First released in 2001, the New Glarus Wisconsin Belgian Red is one of New Glarus’ most popular beers, and is brewed with one pound of whole Montmorency cherries, wheat, Hallertau hops and Belgian barley before being lagered in oak tanks for close to a year. According to the brewery, the 4 percent ABV fruit beer uses an equivalent of over 1 pound of cherries is used in every 750ml bottle, and is available year-round in around the state of Wisconsin.
I covered the history of the New Glarus, Wis.-brewery earlier this year in my review of the Serendipity:
In 1993, Deborah Carey gave her husband about the best gift anyone reading this site could imagine. No, she did not give him the perfect beer glass.

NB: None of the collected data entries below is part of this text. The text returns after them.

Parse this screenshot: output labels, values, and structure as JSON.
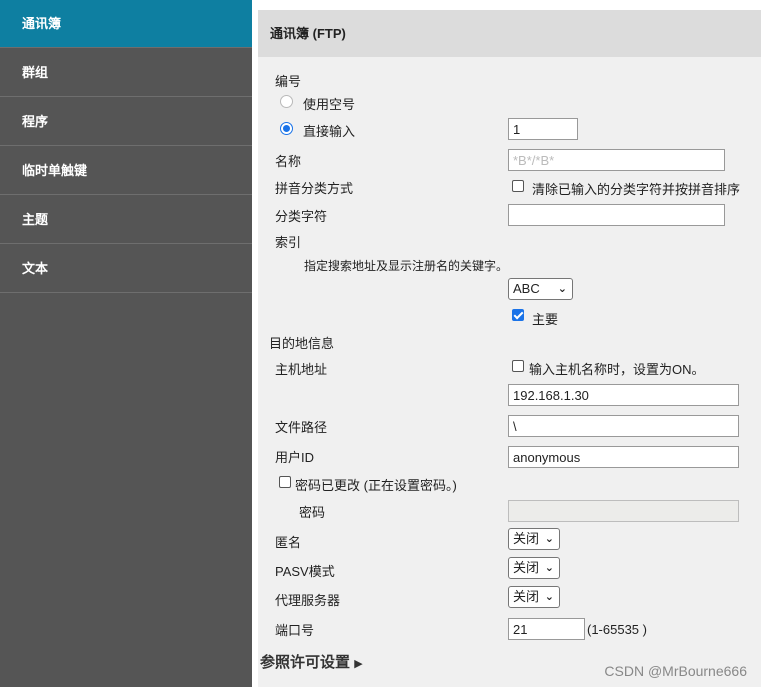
{
  "sidebar": {
    "items": [
      {
        "label": "通讯簿"
      },
      {
        "label": "群组"
      },
      {
        "label": "程序"
      },
      {
        "label": "临时单触键"
      },
      {
        "label": "主题"
      },
      {
        "label": "文本"
      }
    ]
  },
  "panel": {
    "title": "通讯簿 (FTP)",
    "number": {
      "label": "编号",
      "radio_empty": "使用空号",
      "radio_direct": "直接输入",
      "value": "1"
    },
    "name": {
      "label": "名称",
      "value": "*B*/*B*"
    },
    "pinyin": {
      "label": "拼音分类方式",
      "checkbox": "清除已输入的分类字符并按拼音排序"
    },
    "category": {
      "label": "分类字符",
      "value": ""
    },
    "index": {
      "label": "索引",
      "hint": "指定搜索地址及显示注册名的关键字。",
      "select_value": "ABC",
      "main_checkbox": "主要"
    },
    "destination": {
      "label": "目的地信息",
      "host": {
        "label": "主机地址",
        "checkbox": "输入主机名称时，设置为ON。",
        "value": "192.168.1.30"
      },
      "path": {
        "label": "文件路径",
        "value": "\\"
      },
      "user": {
        "label": "用户ID",
        "value": "anonymous"
      },
      "pw_changed": {
        "checkbox": "密码已更改 (正在设置密码。)"
      },
      "password": {
        "label": "密码",
        "value": ""
      },
      "anonymous": {
        "label": "匿名",
        "value": "关闭"
      },
      "pasv": {
        "label": "PASV模式",
        "value": "关闭"
      },
      "proxy": {
        "label": "代理服务器",
        "value": "关闭"
      },
      "port": {
        "label": "端口号",
        "value": "21",
        "range": "(1-65535 )"
      }
    },
    "ref_permission": "参照许可设置"
  },
  "watermark": "CSDN @MrBourne666"
}
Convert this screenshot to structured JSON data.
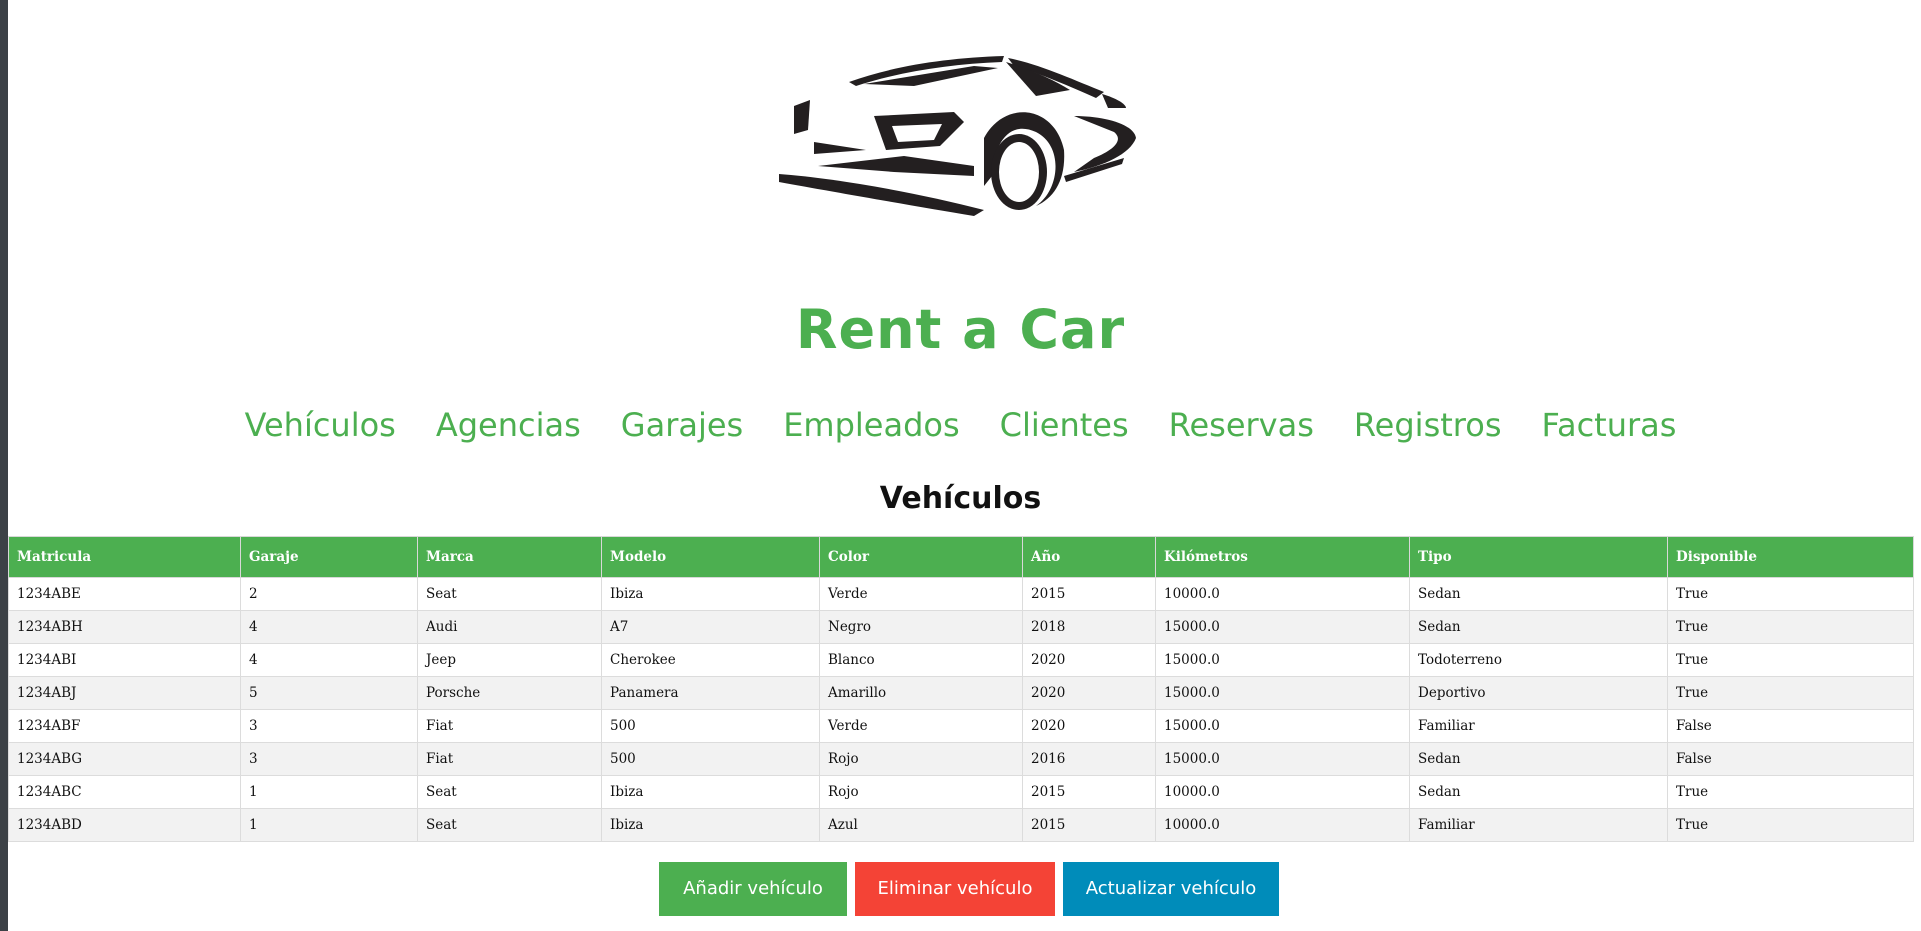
{
  "site": {
    "title": "Rent a Car",
    "logo_icon": "car-silhouette-icon"
  },
  "nav": {
    "items": [
      {
        "label": "Vehículos"
      },
      {
        "label": "Agencias"
      },
      {
        "label": "Garajes"
      },
      {
        "label": "Empleados"
      },
      {
        "label": "Clientes"
      },
      {
        "label": "Reservas"
      },
      {
        "label": "Registros"
      },
      {
        "label": "Facturas"
      }
    ]
  },
  "section": {
    "title": "Vehículos"
  },
  "table": {
    "headers": [
      "Matricula",
      "Garaje",
      "Marca",
      "Modelo",
      "Color",
      "Año",
      "Kilómetros",
      "Tipo",
      "Disponible"
    ],
    "rows": [
      [
        "1234ABE",
        "2",
        "Seat",
        "Ibiza",
        "Verde",
        "2015",
        "10000.0",
        "Sedan",
        "True"
      ],
      [
        "1234ABH",
        "4",
        "Audi",
        "A7",
        "Negro",
        "2018",
        "15000.0",
        "Sedan",
        "True"
      ],
      [
        "1234ABI",
        "4",
        "Jeep",
        "Cherokee",
        "Blanco",
        "2020",
        "15000.0",
        "Todoterreno",
        "True"
      ],
      [
        "1234ABJ",
        "5",
        "Porsche",
        "Panamera",
        "Amarillo",
        "2020",
        "15000.0",
        "Deportivo",
        "True"
      ],
      [
        "1234ABF",
        "3",
        "Fiat",
        "500",
        "Verde",
        "2020",
        "15000.0",
        "Familiar",
        "False"
      ],
      [
        "1234ABG",
        "3",
        "Fiat",
        "500",
        "Rojo",
        "2016",
        "15000.0",
        "Sedan",
        "False"
      ],
      [
        "1234ABC",
        "1",
        "Seat",
        "Ibiza",
        "Rojo",
        "2015",
        "10000.0",
        "Sedan",
        "True"
      ],
      [
        "1234ABD",
        "1",
        "Seat",
        "Ibiza",
        "Azul",
        "2015",
        "10000.0",
        "Familiar",
        "True"
      ]
    ]
  },
  "actions": {
    "add_label": "Añadir vehículo",
    "delete_label": "Eliminar vehículo",
    "update_label": "Actualizar vehículo"
  },
  "colors": {
    "accent_green": "#4caf50",
    "delete_red": "#f44336",
    "update_blue": "#008cba",
    "row_stripe": "#f2f2f2"
  }
}
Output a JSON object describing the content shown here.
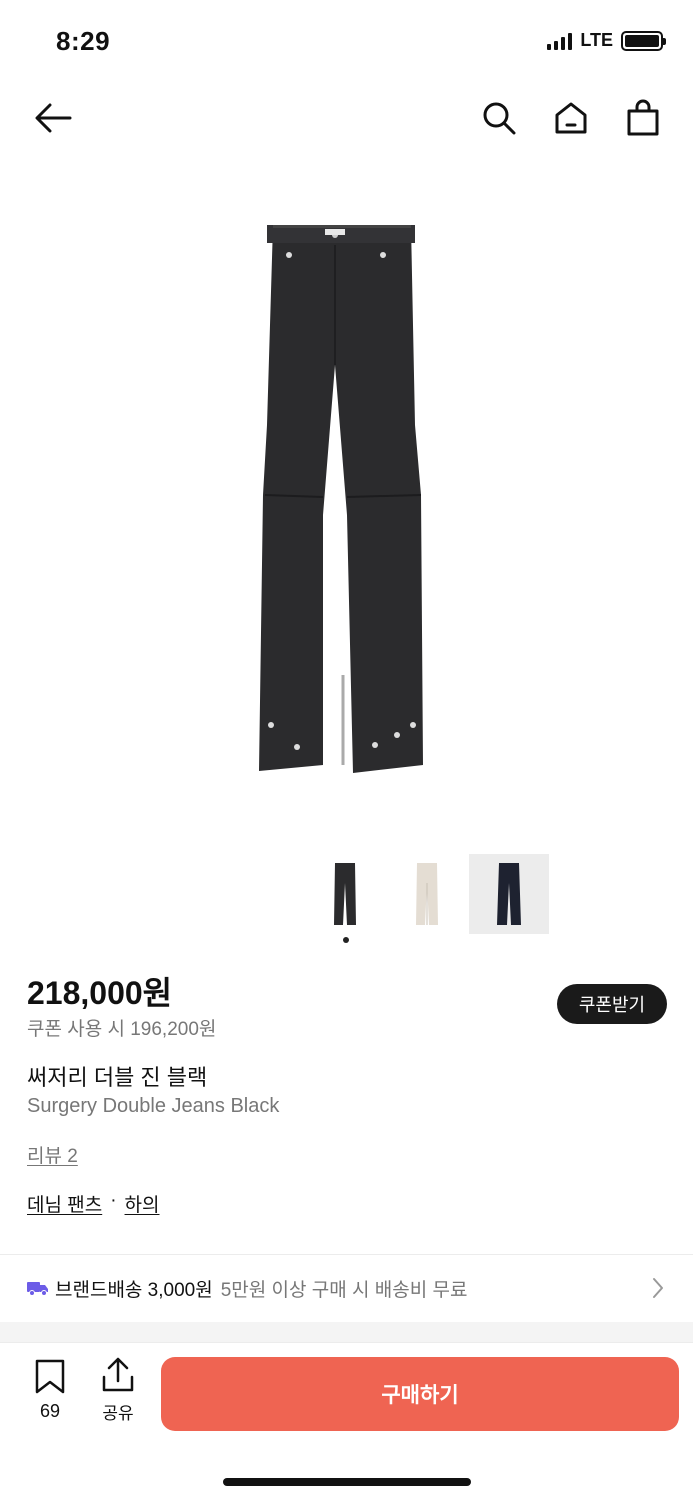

Instead, she gave Dan Carey, a former production supervisor for Anheuser-Busch, his own brewery: New Glarus Brewery.
The brewery is fanatical about keeping everything they do local. Its bottle crowns read, “DRINK INDIGENOUS” and the Carey’s have refused to distribute New Glarus beyond the border of their home state of Wisconsin despite the intense demand.
The New Glarus Wisconsin Belgian Red pours a deep hazy red, almost purple in the light, with a nice inch of pinkish colored head that takes about five minutes to dissipate, leaving a thick lacing. Aroma from the glass is almost shockingly dominated by ripe cherries, granny smith apples, oak and sweet earth. There is some carbonation visible in the glass, but it is not very obvious at all.
The first sip of the Wisconsin Belgian Red brings vibrant and juicy flavors of tart cherries, citrus, spicy oak, leather. There is a nice tartness that cuts the sweetness nicely, and while the carbonation level is low, if it was any higher it would detract from the overall profile and if there was an less, the beer would be too syrupy. The finish is sweet, but not overly so, and a little sour at the same time, reminding me strongly of Sour Patch Kids in that regard. I also taste a bit of a bitter grassy note on the finish every once in a while, almost like the beer was brewed with stems and skin, but it is not strong enough to really cut through the rest of the flavors.
As it warms, the sweetness dominates the profile even more, and the carbonation level is reduced even further. The creamy oak note also becomes quite a bit more pronounced, but the spiciness has dissipated to almost nothing.